Chokri Belaïd:  » A quoi bon déposer une plainte judiciaire tant que le ministère de la Justice reste sous l’emprise de Nourdinne Bhiri ? »

De la violence encore de la violence…

Des intrusions, des attaques féroces contre les assemblées générales des partis de l’opposition, voilà ce à quoi nous sommes confrontés ces derniers jours. Trois partis ont été ciblés par des « inconnus »: d’abord Nidaa Tounes, puis le Parti républicain et dernièrement contre le Parti des patriotes démocrates unifié, le 2 février au Kef, lors d’un meeting présidé par le secrétaire général du parti Chokri Belaïd.

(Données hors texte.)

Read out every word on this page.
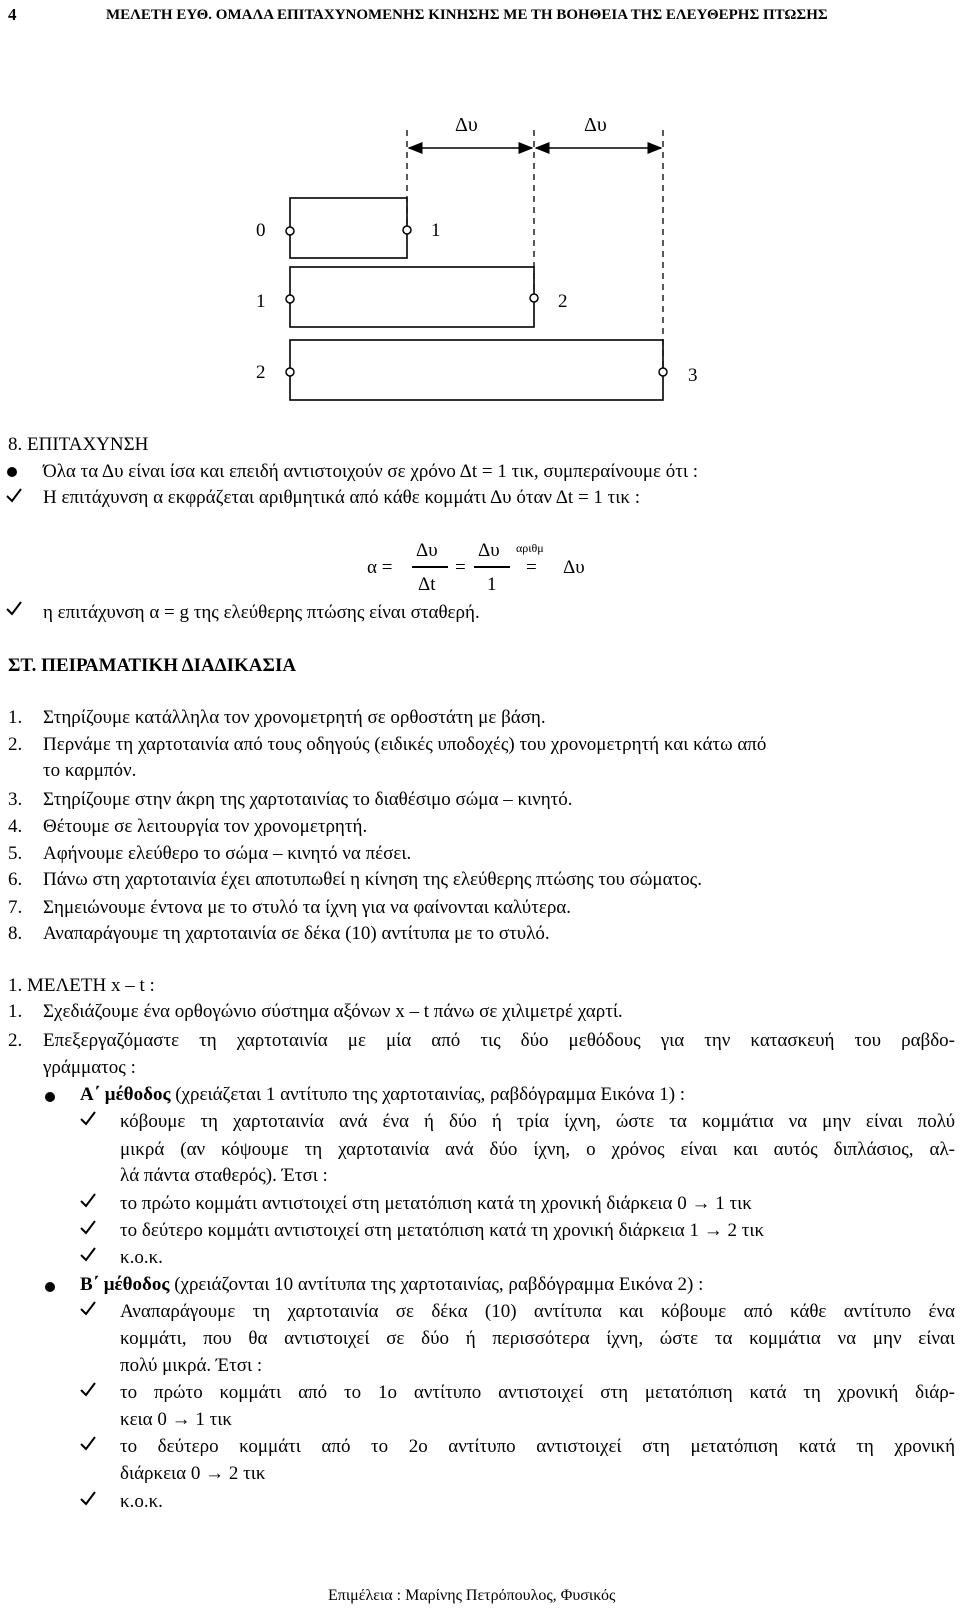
4	ΜΕΛΕΤΗ ΕΥΘ. ΟΜΑΛΑ ΕΠΙΤΑΧΥΝΟΜΕΝΗΣ ΚΙΝΗΣΗΣ ΜΕ ΤΗ ΒΟΗΘΕΙΑ ΤΗΣ ΕΛΕΥΘΕΡΗΣ ΠΤΩΣΗΣ
Δυ	Δυ
0	1
1	2
2	3
8. ΕΠΙΤΑΧΥΝΣΗ
Όλα τα Δυ είναι ίσα και επειδή αντιστοιχούν σε χρόνο Δt = 1 τικ, συμπεραίνουμε ότι :
Η επιτάχυνση α εκφράζεται αριθμητικά από κάθε κομμάτι Δυ όταν Δt = 1 τικ :
α =
Δυ
Δt
=
Δυ
1
αριθμ
= Δυ
η επιτάχυνση α = g της ελεύθερης πτώσης είναι σταθερή.
ΣΤ. ΠΕΙΡΑΜΑΤΙΚΗ ΔΙΑΔΙΚΑΣΙΑ
1. Στηρίζουμε κατάλληλα τον χρονομετρητή σε ορθοστάτη με βάση.
2. Περνάμε τη χαρτοταινία από τους οδηγούς (ειδικές υποδοχές) του χρονομετρητή και κάτω από
το καρμπόν.
3. Στηρίζουμε στην άκρη της χαρτοταινίας το διαθέσιμο σώμα – κινητό.
4. Θέτουμε σε λειτουργία τον χρονομετρητή.
5. Αφήνουμε ελεύθερο το σώμα – κινητό να πέσει.
6. Πάνω στη χαρτοταινία έχει αποτυπωθεί η κίνηση της ελεύθερης πτώσης του σώματος.
7. Σημειώνουμε έντονα με το στυλό τα ίχνη για να φαίνονται καλύτερα.
8. Αναπαράγουμε τη χαρτοταινία σε δέκα (10) αντίτυπα με το στυλό.
1. ΜΕΛΕΤΗ x – t :
1. Σχεδιάζουμε ένα ορθογώνιο σύστημα αξόνων x – t πάνω σε χιλιμετρέ χαρτί.
2. Επεξεργαζόμαστε τη χαρτοταινία με μία από τις δύο μεθόδους για την κατασκευή του ραβδο-
γράμματος :
Α΄ μέθοδος (χρειάζεται 1 αντίτυπο της χαρτοταινίας, ραβδόγραμμα Εικόνα 1) :
κόβουμε τη χαρτοταινία ανά ένα ή δύο ή τρία ίχνη, ώστε τα κομμάτια να μην είναι πολύ
μικρά (αν κόψουμε τη χαρτοταινία ανά δύο ίχνη, ο χρόνος είναι και αυτός διπλάσιος, αλ-
λά πάντα σταθερός). Έτσι :
το πρώτο κομμάτι αντιστοιχεί στη μετατόπιση κατά τη χρονική διάρκεια 0 → 1 τικ
το δεύτερο κομμάτι αντιστοιχεί στη μετατόπιση κατά τη χρονική διάρκεια 1 → 2 τικ
κ.ο.κ.
Β΄ μέθοδος (χρειάζονται 10 αντίτυπα της χαρτοταινίας, ραβδόγραμμα Εικόνα 2) :
Αναπαράγουμε τη χαρτοταινία σε δέκα (10) αντίτυπα και κόβουμε από κάθε αντίτυπο ένα
κομμάτι, που θα αντιστοιχεί σε δύο ή περισσότερα ίχνη, ώστε τα κομμάτια να μην είναι
πολύ μικρά. Έτσι :
το πρώτο κομμάτι από το 1ο αντίτυπο αντιστοιχεί στη μετατόπιση κατά τη χρονική διάρ-
κεια 0 → 1 τικ
το δεύτερο κομμάτι από το 2ο αντίτυπο αντιστοιχεί στη μετατόπιση κατά τη χρονική
διάρκεια 0 → 2 τικ
κ.ο.κ.
Επιμέλεια : Μαρίνης Πετρόπουλος, Φυσικός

C’est d’ailleurs pour cette raison que le parti victime de cette attaque a tenu une conférence de presse exceptionnelle, aujourd’hui au siège, présidée par son secrétaire général, afin de s’expliquer sur un certain nombre de points. Fidèle à ses prises de positions, Chokri Belaïd a confirmé sa condamnation de la violence et a rappelé les antécédents de la violence politique en Tunisie: «  quand Ennahdha s’est attaqué au meeting de Nidda Tounes à Djerba, elle a justifié son acte par le fait que ce parti est composé d’une majorité d’anciens membres de l’ancien  Rassemblement constitutionnel démocratique, mais en même temps Ennahdha coexiste avec le parti de l’Initiative composé entièrement de rcdiste, au sein de l’ANC ». Le problème n’est pas la présence des anciens membres du parti dissolu pour le militant de gauche.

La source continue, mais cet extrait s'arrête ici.